Memory management is one of the most fundamental areas of software engineering.
In many scripting languages you do not have to worry about memory management, but that does not make memory management any less important.
In languages like C and C++, memory management was left to the responsibility of the software engineer. Modern C++ designs make heavy use of dynamic memory. (e.g. Inversion of control, dependency injection, factories, collections of objects, design for testability, event passing with objects, etc.)
This is a standard practice in desktop applications, where memory is freely available and latency not an issue.
On embedded and real time systems, the situation is different:
Dynamic allocation of memory may be non-deterministic, depending on the underlying operating system. Fragmentation of the dynamic memory pool can lead to a slower system responsibility over time or even worse to “out of memory” exceptions, even if there is enough memory available.
A conservative approach in designing real-time systems is not to use dynamic memory at all. But there are also other possibilities to implement such systems.
C++ Memory Spaces
First let us have a look at the memory usage in C++:
In C++ memory can be regarded as being divided into three parts. There is static memory, automatic variables and dynamic memory.
- Static memory allocation refers to the process of allocating memory at compile-time before the associated program is executed. The actual allocation of addresses to variables is performed by the embedded software development toolkit.
- All variables declared within a block of code are automatic by default. This means they are allocated and de-allocated automatically when the program flow enters and leaves the variable’s scope. Automatic variables are stored on the stack.
- Dynamic memory is allocated from the heap. The two key dynamic memory functions are new and delete. The allocation and deletion of memory are non-deterministic operations on most operating systems. Depending on the dynamic memory allocation strategy we may observe a degradation of performance over time due to fragmentation issues.
Static memory should not cause any run-time problems. Automatic variables shouldn’t be a problem either, unless the stack size is too small and a stack overflow occurs.
Dynamic memory however is a big issue. One approach to manage dynamic memory on a real-time system is to use a fixed-size pre-allocated memory block, a memory pool.
Memory pooling
A Memory pool allows dynamic memory allocation comparable to malloc or C++’s operator new.
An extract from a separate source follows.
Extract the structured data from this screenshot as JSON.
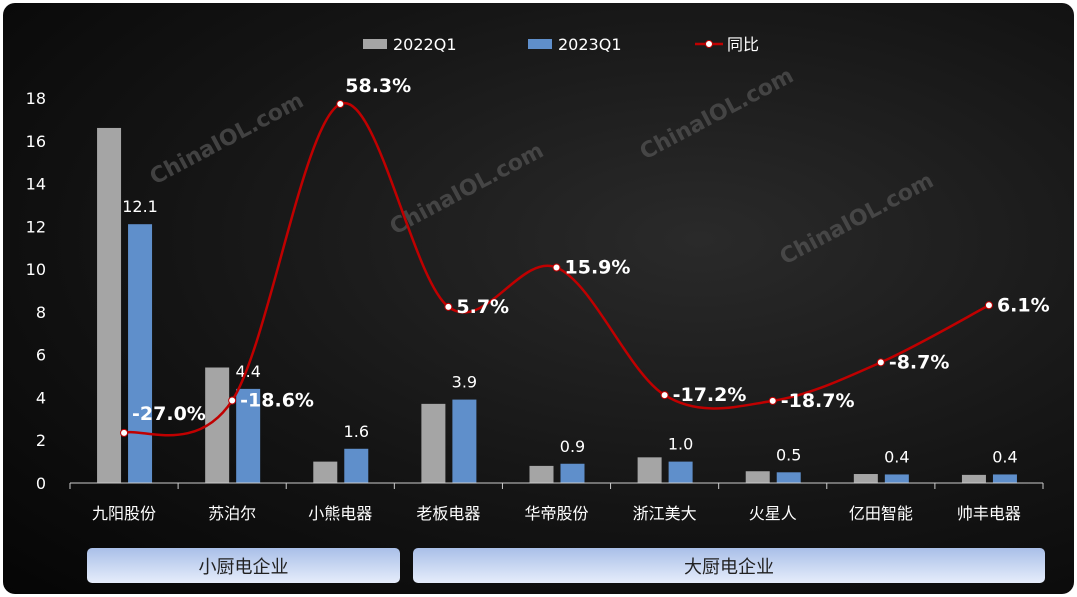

But almost all implementations suffer from fragmentation because of variable block sizes. The use of memory pools has been considered a source of in-determinism in the real-time domain, due to the unconstrained response time of dynamic storage allocation algorithms and the fragmentation problem.
However there are some memory pool implementations that are capable to circumvent these issues.
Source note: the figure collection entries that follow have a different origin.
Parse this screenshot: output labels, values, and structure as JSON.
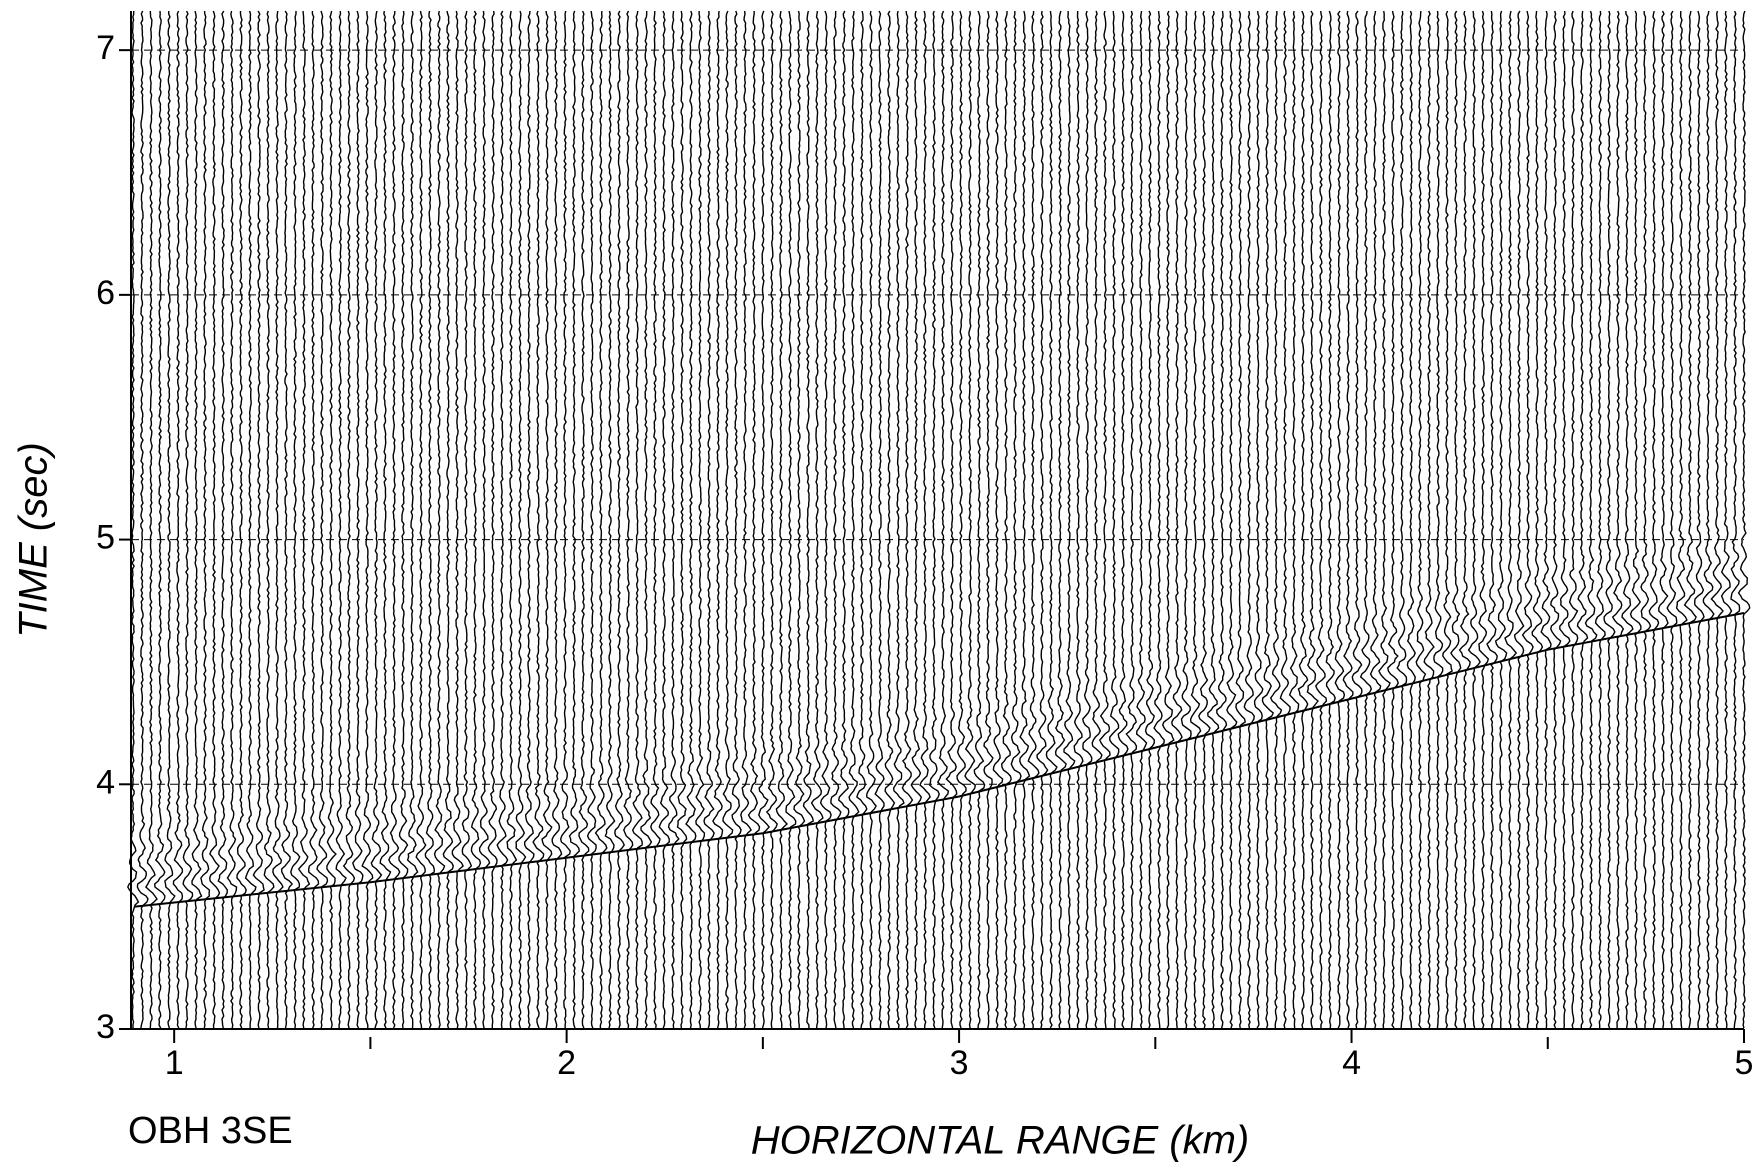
{
  "chart_data": {
    "type": "seismic-section",
    "annotation": "OBH 3SE",
    "xlabel": "HORIZONTAL RANGE (km)",
    "ylabel": "TIME (sec)",
    "xlim": [
      0.89,
      5
    ],
    "ylim": [
      3,
      7.16
    ],
    "xticks": [
      1,
      2,
      3,
      4,
      5
    ],
    "xminorticks": [
      1.5,
      2.5,
      3.5,
      4.5
    ],
    "yticks": [
      3,
      4,
      5,
      6,
      7
    ],
    "grid": true,
    "color": "#000000",
    "x": [
      0.9,
      1.5,
      2,
      2.5,
      3,
      3.5,
      4,
      4.5,
      5
    ],
    "values": [
      3.5,
      3.6,
      3.7,
      3.8,
      3.95,
      4.15,
      4.35,
      4.55,
      4.7
    ]
  }
}
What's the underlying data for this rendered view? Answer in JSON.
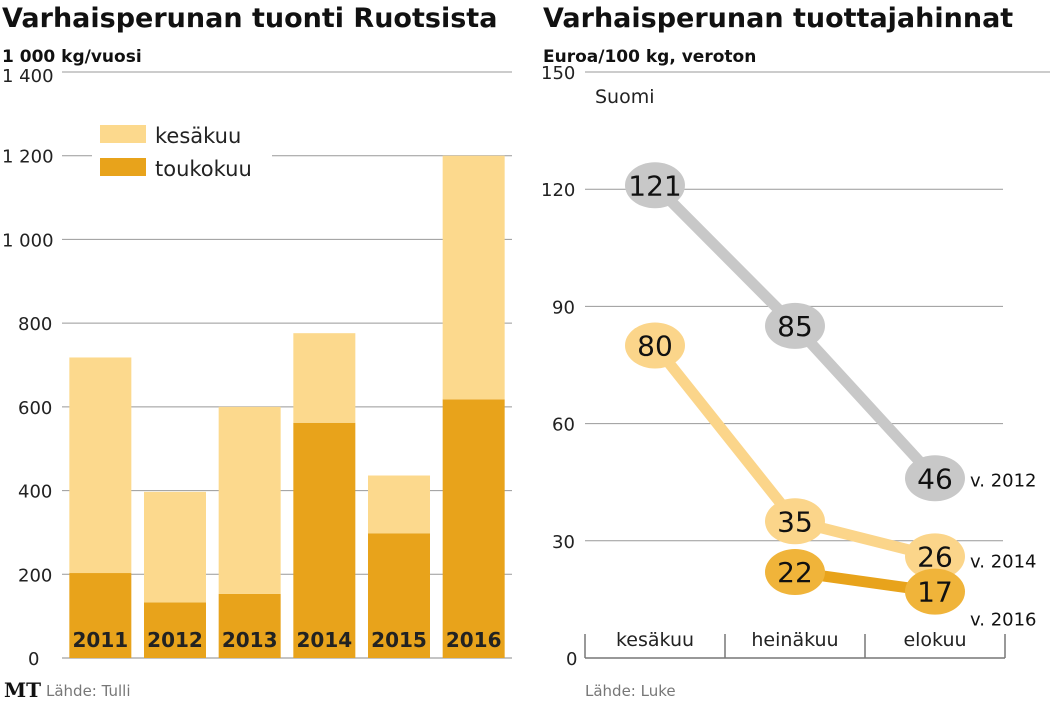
{
  "chart_data": [
    {
      "type": "bar",
      "stacked": true,
      "title": "Varhaisperunan tuonti Ruotsista",
      "ylabel": "1 000 kg/vuosi",
      "categories": [
        "2011",
        "2012",
        "2013",
        "2014",
        "2015",
        "2016"
      ],
      "series": [
        {
          "name": "toukokuu",
          "values": [
            203,
            133,
            153,
            562,
            298,
            618
          ],
          "color": "#e8a31b"
        },
        {
          "name": "kesäkuu",
          "values": [
            515,
            264,
            447,
            214,
            138,
            582
          ],
          "color": "#fcd98d"
        }
      ],
      "ylim": [
        0,
        1400
      ],
      "yticks": [
        0,
        200,
        400,
        600,
        800,
        1000,
        1200,
        1400
      ],
      "ytick_labels": [
        "0",
        "200",
        "400",
        "600",
        "800",
        "1 000",
        "1 200",
        "1 400"
      ],
      "legend": [
        "kesäkuu",
        "toukokuu"
      ],
      "legend_placement": "top-left",
      "source": "Lähde: Tulli",
      "logo": "MT"
    },
    {
      "type": "line",
      "title": "Varhaisperunan tuottajahinnat",
      "ylabel": "Euroa/100 kg, veroton",
      "annotation": "Suomi",
      "categories": [
        "kesäkuu",
        "heinäkuu",
        "elokuu"
      ],
      "series": [
        {
          "name": "v. 2012",
          "values": [
            121,
            85,
            46
          ],
          "color": "#c8c8c8"
        },
        {
          "name": "v. 2014",
          "values": [
            80,
            35,
            26
          ],
          "color": "#fbd58a"
        },
        {
          "name": "v. 2016",
          "values": [
            null,
            22,
            17
          ],
          "color": "#f0b43a"
        }
      ],
      "ylim": [
        0,
        150
      ],
      "yticks": [
        0,
        30,
        60,
        90,
        120,
        150
      ],
      "source": "Lähde: Luke"
    }
  ]
}
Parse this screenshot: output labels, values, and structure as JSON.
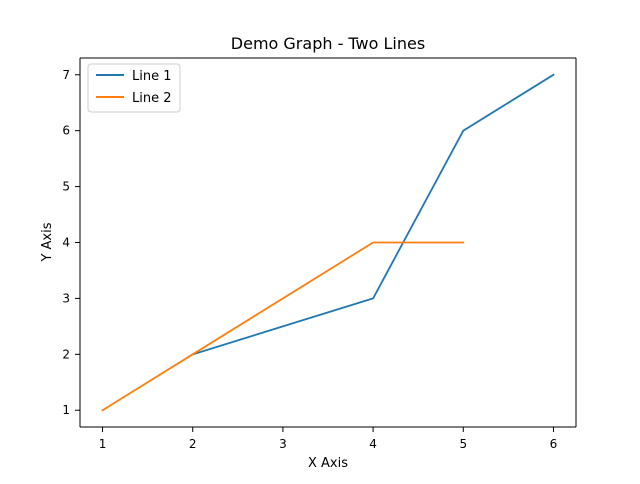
{
  "chart_data": {
    "type": "line",
    "title": "Demo Graph - Two Lines",
    "xlabel": "X Axis",
    "ylabel": "Y Axis",
    "xlim": [
      0.75,
      6.25
    ],
    "ylim": [
      0.7,
      7.3
    ],
    "x_ticks": [
      1,
      2,
      3,
      4,
      5,
      6
    ],
    "y_ticks": [
      1,
      2,
      3,
      4,
      5,
      6,
      7
    ],
    "grid": false,
    "legend_position": "top-left",
    "series": [
      {
        "name": "Line 1",
        "color": "#1f77b4",
        "x": [
          2,
          4,
          5,
          6
        ],
        "y": [
          2,
          3,
          6,
          7
        ]
      },
      {
        "name": "Line 2",
        "color": "#ff7f0e",
        "x": [
          1,
          2,
          4,
          5
        ],
        "y": [
          1,
          2,
          4,
          4
        ]
      }
    ]
  }
}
One of those is TLSF. (http://www.gii.upv.es/tlsf/ )
Two-Level Segregated Fit memory allocator (TLSF)
TLSF is a general purpose dynamic memory allocator specifically designed to meet real-time requirements. TLSF implements a two level mechanism:
The first level uses an array which divides free blocks in classes, that are a power of two apart (8, 16, 32, 64, etc.). The second level subdivides each first-level class in a linear manner. The second level contains an associate bitmap used to mark which lists are empty and which ones contain a free block.
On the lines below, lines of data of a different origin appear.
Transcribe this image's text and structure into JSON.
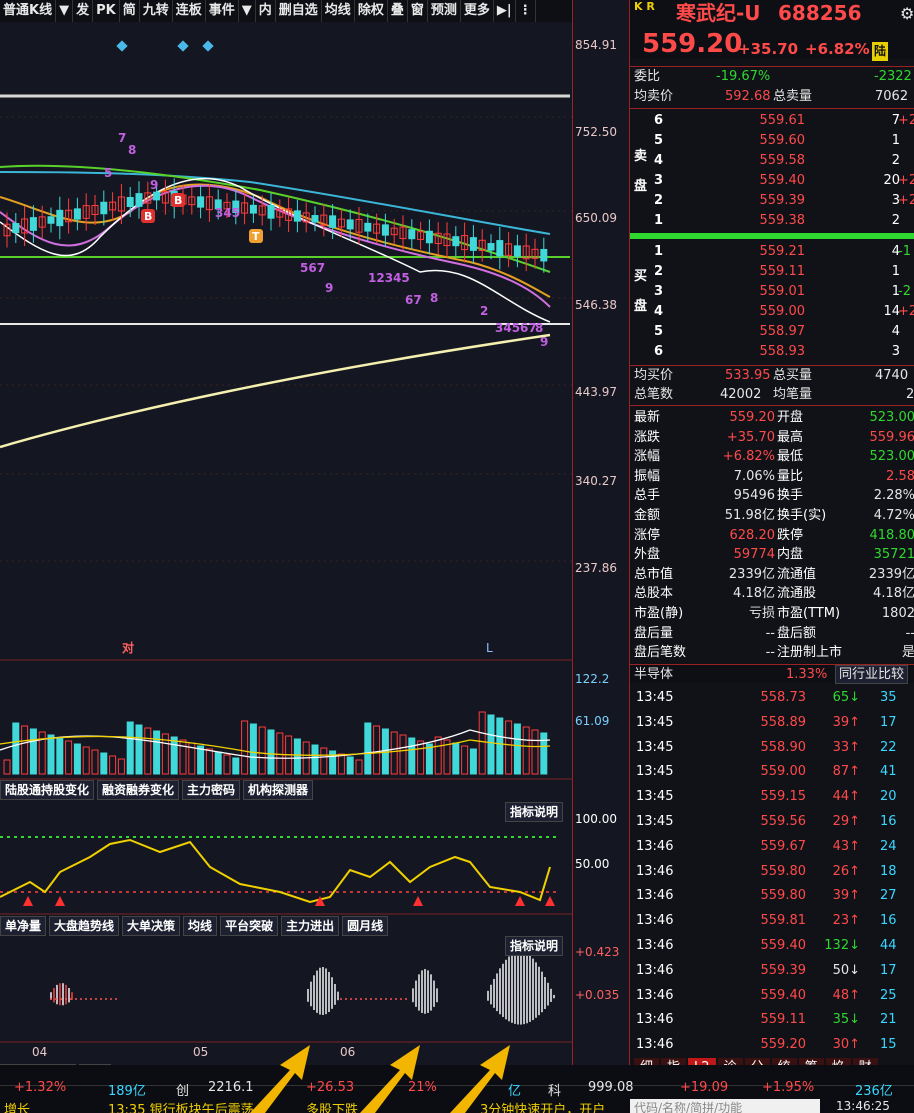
{
  "toolbar": [
    "普通K线",
    "▼",
    "发",
    "PK",
    "简",
    "九转",
    "连板",
    "事件",
    "▼",
    "内",
    "删自选",
    "均线",
    "除权",
    "叠",
    "窗",
    "预测",
    "更多",
    "▶|",
    "⋮"
  ],
  "price_axis": [
    "854.91",
    "752.50",
    "650.09",
    "546.38",
    "443.97",
    "340.27",
    "237.86"
  ],
  "volume_axis": [
    "122.2",
    "61.09"
  ],
  "ind1_axis": [
    "100.00",
    "50.00"
  ],
  "ind2_axis": [
    "+0.423",
    "+0.035"
  ],
  "chart_labels": {
    "dui": "对",
    "L": "L",
    "t1": "04",
    "t2": "05",
    "t3": "06"
  },
  "tabs_mid": [
    "陆股通持股变化",
    "融资融券变化",
    "主力密码",
    "机构探测器"
  ],
  "tabs_low": [
    "单净量",
    "大盘趋势线",
    "大单决策",
    "均线",
    "平台突破",
    "主力进出",
    "圆月线"
  ],
  "indicator_btn": "指标说明",
  "bottom_tabs": [
    "主力建仓A6",
    "CCI"
  ],
  "header": {
    "kr": "K R",
    "name": "寒武纪-U",
    "code": "688256",
    "price": "559.20",
    "chg": "+35.70",
    "pct": "+6.82%",
    "tag": "陆"
  },
  "weibi": {
    "label": "委比",
    "value": "-19.67%",
    "diff": "-2322"
  },
  "avg_sell": {
    "label": "均卖价",
    "value": "592.68",
    "label2": "总卖量",
    "value2": "7062"
  },
  "sell_label": "卖盘",
  "buy_label": "买盘",
  "sell": [
    {
      "n": "6",
      "p": "559.61",
      "v": "7",
      "x": "+2"
    },
    {
      "n": "5",
      "p": "559.60",
      "v": "1",
      "x": ""
    },
    {
      "n": "4",
      "p": "559.58",
      "v": "2",
      "x": ""
    },
    {
      "n": "3",
      "p": "559.40",
      "v": "20",
      "x": "+2"
    },
    {
      "n": "2",
      "p": "559.39",
      "v": "3",
      "x": "+2"
    },
    {
      "n": "1",
      "p": "559.38",
      "v": "2",
      "x": ""
    }
  ],
  "buy": [
    {
      "n": "1",
      "p": "559.21",
      "v": "4",
      "x": "-1"
    },
    {
      "n": "2",
      "p": "559.11",
      "v": "1",
      "x": ""
    },
    {
      "n": "3",
      "p": "559.01",
      "v": "1",
      "x": "-2"
    },
    {
      "n": "4",
      "p": "559.00",
      "v": "14",
      "x": "+2"
    },
    {
      "n": "5",
      "p": "558.97",
      "v": "4",
      "x": ""
    },
    {
      "n": "6",
      "p": "558.93",
      "v": "3",
      "x": ""
    }
  ],
  "avg_buy": {
    "label": "均买价",
    "value": "533.95",
    "label2": "总买量",
    "value2": "4740"
  },
  "total_trades": {
    "label": "总笔数",
    "value": "42002",
    "label2": "均笔量",
    "value2": "2"
  },
  "stats": [
    {
      "k": "最新",
      "v": "559.20",
      "c": "r",
      "k2": "开盘",
      "v2": "523.00",
      "c2": "g"
    },
    {
      "k": "涨跌",
      "v": "+35.70",
      "c": "r",
      "k2": "最高",
      "v2": "559.96",
      "c2": "r"
    },
    {
      "k": "涨幅",
      "v": "+6.82%",
      "c": "r",
      "k2": "最低",
      "v2": "523.00",
      "c2": "g"
    },
    {
      "k": "振幅",
      "v": "7.06%",
      "c": "w",
      "k2": "量比",
      "v2": "2.58",
      "c2": "r"
    },
    {
      "k": "总手",
      "v": "95496",
      "c": "w",
      "k2": "换手",
      "v2": "2.28%",
      "c2": "w"
    },
    {
      "k": "金额",
      "v": "51.98亿",
      "c": "w",
      "k2": "换手(实)",
      "v2": "4.72%",
      "c2": "w"
    },
    {
      "k": "涨停",
      "v": "628.20",
      "c": "r",
      "k2": "跌停",
      "v2": "418.80",
      "c2": "g"
    },
    {
      "k": "外盘",
      "v": "59774",
      "c": "r",
      "k2": "内盘",
      "v2": "35721",
      "c2": "g"
    },
    {
      "k": "总市值",
      "v": "2339亿",
      "c": "w",
      "k2": "流通值",
      "v2": "2339亿",
      "c2": "w"
    },
    {
      "k": "总股本",
      "v": "4.18亿",
      "c": "w",
      "k2": "流通股",
      "v2": "4.18亿",
      "c2": "w"
    },
    {
      "k": "市盈(静)",
      "v": "亏损",
      "c": "w",
      "k2": "市盈(TTM)",
      "v2": "1802",
      "c2": "w"
    },
    {
      "k": "盘后量",
      "v": "--",
      "c": "w",
      "k2": "盘后额",
      "v2": "--",
      "c2": "w"
    },
    {
      "k": "盘后笔数",
      "v": "--",
      "c": "w",
      "k2": "注册制上市",
      "v2": "是",
      "c2": "w"
    }
  ],
  "sector": {
    "name": "半导体",
    "pct": "1.33%",
    "btn": "同行业比较"
  },
  "ticks": [
    {
      "t": "13:45",
      "p": "558.73",
      "c": "r",
      "v": "65",
      "a": "↓",
      "vc": "g",
      "v2": "35"
    },
    {
      "t": "13:45",
      "p": "558.89",
      "c": "r",
      "v": "39",
      "a": "↑",
      "vc": "r",
      "v2": "17"
    },
    {
      "t": "13:45",
      "p": "558.90",
      "c": "r",
      "v": "33",
      "a": "↑",
      "vc": "r",
      "v2": "22"
    },
    {
      "t": "13:45",
      "p": "559.00",
      "c": "r",
      "v": "87",
      "a": "↑",
      "vc": "r",
      "v2": "41"
    },
    {
      "t": "13:45",
      "p": "559.15",
      "c": "r",
      "v": "44",
      "a": "↑",
      "vc": "r",
      "v2": "20"
    },
    {
      "t": "13:45",
      "p": "559.56",
      "c": "r",
      "v": "29",
      "a": "↑",
      "vc": "r",
      "v2": "16"
    },
    {
      "t": "13:46",
      "p": "559.67",
      "c": "r",
      "v": "43",
      "a": "↑",
      "vc": "r",
      "v2": "24"
    },
    {
      "t": "13:46",
      "p": "559.80",
      "c": "r",
      "v": "26",
      "a": "↑",
      "vc": "r",
      "v2": "18"
    },
    {
      "t": "13:46",
      "p": "559.80",
      "c": "r",
      "v": "39",
      "a": "↑",
      "vc": "r",
      "v2": "27"
    },
    {
      "t": "13:46",
      "p": "559.81",
      "c": "r",
      "v": "23",
      "a": "↑",
      "vc": "r",
      "v2": "16"
    },
    {
      "t": "13:46",
      "p": "559.40",
      "c": "r",
      "v": "132",
      "a": "↓",
      "vc": "g",
      "v2": "44"
    },
    {
      "t": "13:46",
      "p": "559.39",
      "c": "r",
      "v": "50",
      "a": "↓",
      "vc": "w",
      "v2": "17"
    },
    {
      "t": "13:46",
      "p": "559.40",
      "c": "r",
      "v": "48",
      "a": "↑",
      "vc": "r",
      "v2": "25"
    },
    {
      "t": "13:46",
      "p": "559.11",
      "c": "r",
      "v": "35",
      "a": "↓",
      "vc": "g",
      "v2": "21"
    },
    {
      "t": "13:46",
      "p": "559.20",
      "c": "r",
      "v": "30",
      "a": "↑",
      "vc": "r",
      "v2": "15"
    }
  ],
  "rp_tabs": [
    "细",
    "指",
    "L2",
    "诊",
    "分",
    "统",
    "筹",
    "焰",
    "财"
  ],
  "status": {
    "a": "+1.32%",
    "b": "189亿",
    "c": "创",
    "d": "2216.1",
    "e": "+26.53",
    "f": "21%",
    "g": "亿",
    "h": "科",
    "i": "999.08",
    "j": "+19.09",
    "k": "+1.95%",
    "l": "236亿",
    "news1": "增长",
    "news2": "13:35 银行板块午后震荡",
    "news3": "多股下跌",
    "news4": "3分钟快速开户，开户",
    "search": "代码/名称/简拼/功能",
    "time": "13:46:25"
  }
}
The advantages of this approach are:
- Bounded Response Time: TLSF has a constant cost for memory allocation and de-allocation of O(1).
- Fast: TLSF executes a maximum of 168 processor instructions in a x86 architecture. It can be slightly lower or higher, depending on the compiler and optimization.
- Efficient Memory Use: The maximum fragmentation measured is lower than 25%.
(For more documentation on TLSF see also: http://www.gii.upv.es/tlsf/main/pubs/)
Example in c++
TLSF uses a plain c interface style api. In order to use TLSF from c++ one has to overload the new and delete operators.
Here are the functions that have to be implemented:
#ifndef WRAPPER_H #define WRAPPER_H #include void* operator new(std::size_t p_RequestedSize) throw (std::bad_alloc); void operator delete(void* p_Address) throw(); void* operator new[](std::size_t p_RequestedSize) throw (std::bad_alloc); void operator delete[](void* p_Address) throw(); void* operator new(std::size_t p_RequestedSize, const std::nothrow_t& pc_Exception) throw(); void operator delete(void* p_Address, const std::nothrow_t& pc_Exception) throw(); void* operator new[](std::size_t p_RequestedSize, const std::nothrow_t& pc_Exception) throw(); void operator delete[](void* p_Address, const std::nothrow_t& pc_Exception) throw(); #endif // WRAPPER_H
And the implementation:
#include "wrapper.h"
extern "C"{
#include
}
void* operator new(std::size_t p_RequestedSize) throw (std::bad_alloc){
void* const result = ::tlsf_malloc(p_RequestedSize);
if (0 == result) {// throw exception }
return result;
}
void operator delete(void* p_Address) throw(){
return ::tlsf_free(p_Address);
}
// other operators follow the same scheme...
Now let’s have a look at a little demo program:
#include
#include
#include
extern "C"
{
#include
}
#include "wrapper.h" // This redefines new and delete
// Test class
class DummyClass
{
public:
DummyClass(){ s_counter++;};
virtual ~DummyClass(){s_counter--;};
static unsigned int s_counter;
protected:
unsigned short m_pBuffer [100];
};
unsigned int DummyClass::s_counter = 0;
//-------------------------------------
int main()
{
int mPoolSize = 65536;
void* mPoolbuffer = ::malloc(mPoolSize);
// create memory pool
::memset(mPoolbuffer, 0, mPoolSize);
::init_memory_pool(mPoolSize, mPoolbuffer); // TLSF function
// statistics
size_t used = get_used_size(mPoolbuffer); // TLSF function
std::cout << "Before new DummyClass....:" << used << std::endl;
// usage of operator new()
DummyClass* pClass = new DummyClass();
// statistics
used = get_used_size (mPoolbuffer); // TLSF function
std::cout << "After new DummyClass.....:" << used << std::endl;
// usage of operator delete()
delete pClass;
// statistics
used = get_used_size(mPoolbuffer); // TLSF function
std::cout << "After delete pClass......:" << used << std::endl;
// usage of operator new[]()
char* pCharArray = new char[245];
// statistics
used = get_used_size(mPoolbuffer); // TLSF function
std::cout << "After new char[245]......:" << used << std::endl;
// usage of operator delete[]()
delete [] pCharArray;
// statistics
used = get_used_size(mPoolbuffer); // TLSF function
std::cout << "After delete [] pChar....:" << used << std::endl;
// delete memory pool
::destroy_memory_pool(mPoolbuffer); // TLSF function
return 0;
}
(* To enable statistics enable TLSF_STATISTIC (1) in tlsf.cpp )
And the output is:
Before new DummyClass....:6384 After new DummyClass.....:6608 After delete pClass......:6384 After new char[245]......:6656 After delete [] pChar....:6384
Summary
TLSF enables you to predictably use dynamic memory in real-time applications. But the usage of dynamic memory will always increase the complexity of a real-time system. Therefore its use should be restricted to cases where it is really needed, for example in message communication related operations. Because don’t forget, with dynamic memory allocation, memory leaks can plague the system for a long time. (see also C++ Memory error detection on a Linux platform)